Gain Efficiencies Through Communications Technology
Kauffman spent six years thinking about a phone system upgrade, so when it came time for improvements, he knew exactly what he wanted.
Beyond the basics — making and receiving calls, voicemail, and caller ID that worked before the user picked up the phone — his wish list included modern features, such as an automated attendant that would route calls to the appropriate departments, a voicemail-to-email function and single-number reach so users’ calls would ring simultaneously at their desks, mobile phones, computers and tablets.
Kauffman previously used Cisco firewalls and switches and knew Cisco was a leader in IP phone technology. “All the Cisco products I’ve had, you pretty much put them in and forget about them. They just work,” he says.
Still, he wanted competitive quotes to ensure he was making the right choice. He considered smaller companies, but he worried about their long-term customer support. “With CDW and Cisco both, we know that if the guy working with us today leaves, there’s going to be somebody else,” he says.

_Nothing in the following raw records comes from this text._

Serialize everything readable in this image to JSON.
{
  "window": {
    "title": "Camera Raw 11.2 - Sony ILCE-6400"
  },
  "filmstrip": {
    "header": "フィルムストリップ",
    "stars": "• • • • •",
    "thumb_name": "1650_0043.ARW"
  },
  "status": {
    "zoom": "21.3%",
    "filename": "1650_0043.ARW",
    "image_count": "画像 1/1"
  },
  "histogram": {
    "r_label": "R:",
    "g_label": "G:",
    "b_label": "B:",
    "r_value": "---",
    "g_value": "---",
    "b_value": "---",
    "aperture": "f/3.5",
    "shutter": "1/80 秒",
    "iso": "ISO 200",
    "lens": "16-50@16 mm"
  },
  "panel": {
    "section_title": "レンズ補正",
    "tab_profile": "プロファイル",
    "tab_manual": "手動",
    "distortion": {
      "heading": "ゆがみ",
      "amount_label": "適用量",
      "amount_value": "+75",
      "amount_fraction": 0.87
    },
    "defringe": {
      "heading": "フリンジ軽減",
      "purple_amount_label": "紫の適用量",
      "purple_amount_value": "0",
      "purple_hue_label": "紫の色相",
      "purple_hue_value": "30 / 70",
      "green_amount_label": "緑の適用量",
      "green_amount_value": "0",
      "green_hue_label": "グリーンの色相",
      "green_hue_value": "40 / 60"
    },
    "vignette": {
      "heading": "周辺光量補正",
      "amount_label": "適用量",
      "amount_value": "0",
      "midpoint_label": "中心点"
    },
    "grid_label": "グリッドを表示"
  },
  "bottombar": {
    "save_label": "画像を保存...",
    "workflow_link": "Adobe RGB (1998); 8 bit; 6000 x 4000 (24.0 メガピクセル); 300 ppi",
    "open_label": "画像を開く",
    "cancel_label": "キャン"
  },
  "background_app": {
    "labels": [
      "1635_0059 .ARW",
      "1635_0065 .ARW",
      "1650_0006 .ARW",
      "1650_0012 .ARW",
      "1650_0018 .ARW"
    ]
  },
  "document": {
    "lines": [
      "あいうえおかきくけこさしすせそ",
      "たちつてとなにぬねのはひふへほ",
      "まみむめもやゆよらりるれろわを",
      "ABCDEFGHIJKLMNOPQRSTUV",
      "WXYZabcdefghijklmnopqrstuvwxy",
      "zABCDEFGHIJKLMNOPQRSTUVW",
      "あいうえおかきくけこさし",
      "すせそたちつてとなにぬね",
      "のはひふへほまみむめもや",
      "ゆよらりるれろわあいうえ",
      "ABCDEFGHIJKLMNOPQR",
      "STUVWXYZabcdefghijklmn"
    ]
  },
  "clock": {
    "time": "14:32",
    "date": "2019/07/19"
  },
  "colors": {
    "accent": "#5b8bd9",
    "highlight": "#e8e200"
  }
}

Kauffman’s research led him back to Cisco. When he asked Wisler for a recommendation, the answer only reinforced his decision. “I was leaning toward Cisco already, and CDW said, ‘We have other options available, but Cisco is what we think is best,’” Kauffman says.
CDW customized a solution to meet ATI’s specific needs. It also handled the price negotiation, purchase and contract. Buskirk spent a few days working side by side with Kauffman, explaining the system’s features, helping configure the technology and testing to ensure everything functioned as planned. “CDW did all the heavy lifting,” Kauffman says.
“There were things that I either don’t have knowledge of, or if I do, it’s stuff that you only need to do every 10 years,” Kauffman adds. “Having somebody like CDW that does it regularly — I don’t think there’s any way to go without that kind of expertise.”